General Optimization Guidelines 2
2-35
A load that forwards from a store must wait for the store’s data to be
written to the store buffer before proceeding, but other, unrelated loads
need not wait.
Assembly/Compiler Coding Rule 20. (H impact, ML generality) If it is
necessary to extract a non-aligned portion of stored data, read out the smallest
aligned portion that completely contains the data and shift/mask the data as
necessary.
This is better than incurring the penalties of a failed store-forward.
Assembly/Compiler Coding Rule 21. (MH impact, ML generality) Avoid
several small loads after large stores to the same area of memory by using a
single large read and register copies as needed.

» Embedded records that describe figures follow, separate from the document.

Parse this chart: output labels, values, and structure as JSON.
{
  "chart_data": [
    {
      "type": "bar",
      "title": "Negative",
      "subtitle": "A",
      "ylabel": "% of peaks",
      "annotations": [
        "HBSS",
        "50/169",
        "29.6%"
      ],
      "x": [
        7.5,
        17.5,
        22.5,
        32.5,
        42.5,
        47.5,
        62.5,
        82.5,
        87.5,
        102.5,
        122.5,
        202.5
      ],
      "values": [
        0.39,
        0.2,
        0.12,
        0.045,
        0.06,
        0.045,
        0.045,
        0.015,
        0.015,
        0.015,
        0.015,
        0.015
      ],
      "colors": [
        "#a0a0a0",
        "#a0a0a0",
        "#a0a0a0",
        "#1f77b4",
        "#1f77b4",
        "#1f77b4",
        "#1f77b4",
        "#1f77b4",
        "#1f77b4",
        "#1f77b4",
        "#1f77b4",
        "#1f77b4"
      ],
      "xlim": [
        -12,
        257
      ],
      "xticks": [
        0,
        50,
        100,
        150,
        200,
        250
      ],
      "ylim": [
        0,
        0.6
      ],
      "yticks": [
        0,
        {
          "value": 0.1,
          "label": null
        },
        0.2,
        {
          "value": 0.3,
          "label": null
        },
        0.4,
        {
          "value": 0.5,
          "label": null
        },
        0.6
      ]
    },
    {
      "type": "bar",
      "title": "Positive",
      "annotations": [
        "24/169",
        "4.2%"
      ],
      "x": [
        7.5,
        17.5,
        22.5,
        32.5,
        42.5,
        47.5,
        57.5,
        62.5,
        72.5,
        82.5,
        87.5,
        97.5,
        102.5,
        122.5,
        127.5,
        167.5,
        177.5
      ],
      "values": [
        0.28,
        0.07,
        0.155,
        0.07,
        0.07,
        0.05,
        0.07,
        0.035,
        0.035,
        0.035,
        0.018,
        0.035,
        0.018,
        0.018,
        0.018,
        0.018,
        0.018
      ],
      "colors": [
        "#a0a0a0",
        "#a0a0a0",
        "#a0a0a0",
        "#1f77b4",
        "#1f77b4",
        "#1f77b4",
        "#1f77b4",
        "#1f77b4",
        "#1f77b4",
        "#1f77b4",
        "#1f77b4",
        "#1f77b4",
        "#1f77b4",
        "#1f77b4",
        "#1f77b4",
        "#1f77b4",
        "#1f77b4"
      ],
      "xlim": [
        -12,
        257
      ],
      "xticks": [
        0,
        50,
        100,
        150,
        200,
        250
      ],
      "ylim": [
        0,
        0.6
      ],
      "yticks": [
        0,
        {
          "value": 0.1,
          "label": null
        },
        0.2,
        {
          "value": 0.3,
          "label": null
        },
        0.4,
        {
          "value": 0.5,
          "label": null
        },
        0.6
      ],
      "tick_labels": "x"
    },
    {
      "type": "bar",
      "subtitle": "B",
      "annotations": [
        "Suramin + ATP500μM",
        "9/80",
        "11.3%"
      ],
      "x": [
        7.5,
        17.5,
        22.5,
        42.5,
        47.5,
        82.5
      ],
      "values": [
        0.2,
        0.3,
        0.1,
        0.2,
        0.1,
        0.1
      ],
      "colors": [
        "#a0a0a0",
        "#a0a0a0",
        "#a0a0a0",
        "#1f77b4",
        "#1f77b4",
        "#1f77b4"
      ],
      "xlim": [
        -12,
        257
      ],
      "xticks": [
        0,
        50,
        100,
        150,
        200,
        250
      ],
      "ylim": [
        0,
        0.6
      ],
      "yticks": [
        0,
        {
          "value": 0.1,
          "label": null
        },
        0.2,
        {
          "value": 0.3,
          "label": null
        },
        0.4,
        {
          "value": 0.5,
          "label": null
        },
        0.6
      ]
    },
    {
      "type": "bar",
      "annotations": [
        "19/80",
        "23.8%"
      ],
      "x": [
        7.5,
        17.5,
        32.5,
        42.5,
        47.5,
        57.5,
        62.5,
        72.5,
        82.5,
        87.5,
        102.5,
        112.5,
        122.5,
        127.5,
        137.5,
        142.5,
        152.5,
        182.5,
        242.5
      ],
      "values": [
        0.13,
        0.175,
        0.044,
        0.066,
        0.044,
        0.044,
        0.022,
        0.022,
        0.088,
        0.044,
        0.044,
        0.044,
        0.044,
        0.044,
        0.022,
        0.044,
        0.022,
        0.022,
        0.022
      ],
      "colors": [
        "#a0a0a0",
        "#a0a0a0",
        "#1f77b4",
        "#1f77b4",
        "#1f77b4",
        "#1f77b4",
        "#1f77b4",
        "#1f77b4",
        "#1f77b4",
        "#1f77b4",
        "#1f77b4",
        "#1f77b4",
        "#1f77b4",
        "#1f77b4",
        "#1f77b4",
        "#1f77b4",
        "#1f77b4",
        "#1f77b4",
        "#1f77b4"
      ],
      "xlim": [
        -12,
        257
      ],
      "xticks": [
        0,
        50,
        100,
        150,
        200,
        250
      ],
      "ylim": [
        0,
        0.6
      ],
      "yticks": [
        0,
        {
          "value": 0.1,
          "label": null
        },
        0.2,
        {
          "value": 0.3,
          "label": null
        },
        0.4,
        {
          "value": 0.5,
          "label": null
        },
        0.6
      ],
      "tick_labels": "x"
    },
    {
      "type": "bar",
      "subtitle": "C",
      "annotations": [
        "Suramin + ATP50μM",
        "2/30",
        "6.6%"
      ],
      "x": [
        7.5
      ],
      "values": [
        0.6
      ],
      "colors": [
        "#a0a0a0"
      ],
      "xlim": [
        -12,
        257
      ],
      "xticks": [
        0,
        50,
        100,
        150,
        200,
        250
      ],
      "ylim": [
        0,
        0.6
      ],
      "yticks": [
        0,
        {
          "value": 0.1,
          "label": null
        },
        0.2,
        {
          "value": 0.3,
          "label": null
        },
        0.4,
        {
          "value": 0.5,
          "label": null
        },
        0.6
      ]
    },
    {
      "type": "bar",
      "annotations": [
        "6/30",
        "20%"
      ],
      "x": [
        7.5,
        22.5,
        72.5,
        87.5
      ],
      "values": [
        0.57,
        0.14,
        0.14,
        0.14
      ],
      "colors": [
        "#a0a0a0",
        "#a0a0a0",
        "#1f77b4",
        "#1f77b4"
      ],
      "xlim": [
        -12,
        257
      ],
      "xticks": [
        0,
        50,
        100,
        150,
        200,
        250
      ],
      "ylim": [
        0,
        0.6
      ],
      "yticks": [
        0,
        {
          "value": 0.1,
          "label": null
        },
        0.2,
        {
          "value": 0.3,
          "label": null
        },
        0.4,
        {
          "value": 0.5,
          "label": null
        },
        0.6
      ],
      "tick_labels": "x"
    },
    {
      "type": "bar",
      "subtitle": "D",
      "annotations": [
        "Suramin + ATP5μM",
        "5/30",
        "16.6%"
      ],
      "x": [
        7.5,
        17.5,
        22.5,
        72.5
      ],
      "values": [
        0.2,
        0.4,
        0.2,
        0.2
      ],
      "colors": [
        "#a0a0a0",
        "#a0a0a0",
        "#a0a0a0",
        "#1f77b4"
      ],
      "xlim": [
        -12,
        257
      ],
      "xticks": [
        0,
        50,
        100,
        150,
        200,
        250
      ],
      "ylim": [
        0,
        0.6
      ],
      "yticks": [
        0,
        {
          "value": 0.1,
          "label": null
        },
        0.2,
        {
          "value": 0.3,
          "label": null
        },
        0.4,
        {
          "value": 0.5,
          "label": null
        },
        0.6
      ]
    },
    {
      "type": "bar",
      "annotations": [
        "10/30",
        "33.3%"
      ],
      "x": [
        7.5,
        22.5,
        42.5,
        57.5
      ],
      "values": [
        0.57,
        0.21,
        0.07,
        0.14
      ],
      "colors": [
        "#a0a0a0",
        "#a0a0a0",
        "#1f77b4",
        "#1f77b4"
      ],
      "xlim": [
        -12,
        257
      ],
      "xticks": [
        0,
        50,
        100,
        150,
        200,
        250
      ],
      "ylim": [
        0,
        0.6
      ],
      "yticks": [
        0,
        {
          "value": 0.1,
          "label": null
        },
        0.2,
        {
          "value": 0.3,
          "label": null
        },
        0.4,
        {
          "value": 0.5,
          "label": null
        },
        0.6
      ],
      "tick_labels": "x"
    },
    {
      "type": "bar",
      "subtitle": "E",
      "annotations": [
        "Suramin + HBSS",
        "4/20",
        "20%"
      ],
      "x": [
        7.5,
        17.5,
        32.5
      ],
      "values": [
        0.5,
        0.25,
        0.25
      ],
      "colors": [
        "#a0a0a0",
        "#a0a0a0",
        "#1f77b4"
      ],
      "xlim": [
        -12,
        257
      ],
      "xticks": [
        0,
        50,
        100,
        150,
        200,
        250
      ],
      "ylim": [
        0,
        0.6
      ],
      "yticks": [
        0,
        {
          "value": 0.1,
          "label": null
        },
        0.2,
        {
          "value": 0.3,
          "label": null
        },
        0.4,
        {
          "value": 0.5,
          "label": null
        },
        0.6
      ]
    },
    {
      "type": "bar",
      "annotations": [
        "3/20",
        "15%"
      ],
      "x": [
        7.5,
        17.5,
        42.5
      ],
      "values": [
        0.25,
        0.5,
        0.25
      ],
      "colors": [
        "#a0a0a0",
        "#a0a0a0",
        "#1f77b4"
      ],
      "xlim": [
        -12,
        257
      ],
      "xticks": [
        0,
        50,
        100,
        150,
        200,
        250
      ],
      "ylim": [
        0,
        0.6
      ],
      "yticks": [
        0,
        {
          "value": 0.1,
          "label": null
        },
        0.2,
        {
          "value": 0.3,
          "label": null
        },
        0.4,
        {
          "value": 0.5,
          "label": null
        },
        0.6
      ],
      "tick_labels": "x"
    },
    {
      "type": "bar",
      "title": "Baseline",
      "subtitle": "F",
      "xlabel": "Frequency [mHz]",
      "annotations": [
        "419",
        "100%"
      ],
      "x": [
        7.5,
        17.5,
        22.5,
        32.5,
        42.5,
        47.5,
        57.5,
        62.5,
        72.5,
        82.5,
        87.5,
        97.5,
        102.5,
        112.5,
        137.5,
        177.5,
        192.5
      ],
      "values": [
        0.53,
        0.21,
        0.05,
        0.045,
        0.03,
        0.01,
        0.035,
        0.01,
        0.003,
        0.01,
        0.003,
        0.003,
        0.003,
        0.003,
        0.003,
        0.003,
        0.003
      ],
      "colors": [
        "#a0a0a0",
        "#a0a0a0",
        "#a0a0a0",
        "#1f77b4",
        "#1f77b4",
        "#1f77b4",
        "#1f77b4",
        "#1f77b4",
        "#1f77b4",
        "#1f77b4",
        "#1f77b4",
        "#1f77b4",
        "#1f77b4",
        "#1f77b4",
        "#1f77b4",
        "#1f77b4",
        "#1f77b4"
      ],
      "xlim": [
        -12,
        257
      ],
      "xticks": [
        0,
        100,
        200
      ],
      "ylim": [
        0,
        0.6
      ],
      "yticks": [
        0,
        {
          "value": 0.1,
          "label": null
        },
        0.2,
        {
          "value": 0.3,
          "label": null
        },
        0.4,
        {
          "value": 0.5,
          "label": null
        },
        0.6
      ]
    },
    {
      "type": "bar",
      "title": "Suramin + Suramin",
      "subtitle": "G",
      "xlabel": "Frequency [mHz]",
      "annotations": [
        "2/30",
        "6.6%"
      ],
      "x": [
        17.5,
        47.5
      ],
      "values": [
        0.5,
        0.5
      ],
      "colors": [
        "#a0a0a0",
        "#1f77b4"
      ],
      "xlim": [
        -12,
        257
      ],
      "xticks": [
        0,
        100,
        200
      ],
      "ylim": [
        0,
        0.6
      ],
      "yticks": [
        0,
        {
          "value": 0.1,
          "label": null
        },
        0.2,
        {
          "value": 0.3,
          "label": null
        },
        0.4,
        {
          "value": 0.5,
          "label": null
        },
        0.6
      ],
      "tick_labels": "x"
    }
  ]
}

Example 2-12 contains several store-forwarding situations when small
loads follow large stores. The first three load operations illustrate the
situations described in Rule 22. However, the last load operation gets
data from store-forwarding without problem.
Example 2-13 illustrates a store-forwarding situation when a large load
follows after several small stores. The data needed by the load operation
cannot be forwarded because all of the data that needs to be forwarded is
not contained in the store buffer. Avoid large loads after small stores to
the same area of memory.
Example 2-12 Several Situations of Small Loads After Large Store
mov [EBP],‘abcd’
mov AL, [EBP] ; not blocked - same alignment
mov BL, [EBP + 1] ; blocked
mov CL, [EBP + 2] ; blocked
mov DL, [EBP + 3] ; blocked
mov AL, [EBP] ; not blocked - same alignment
; n.b. passes older blocked loads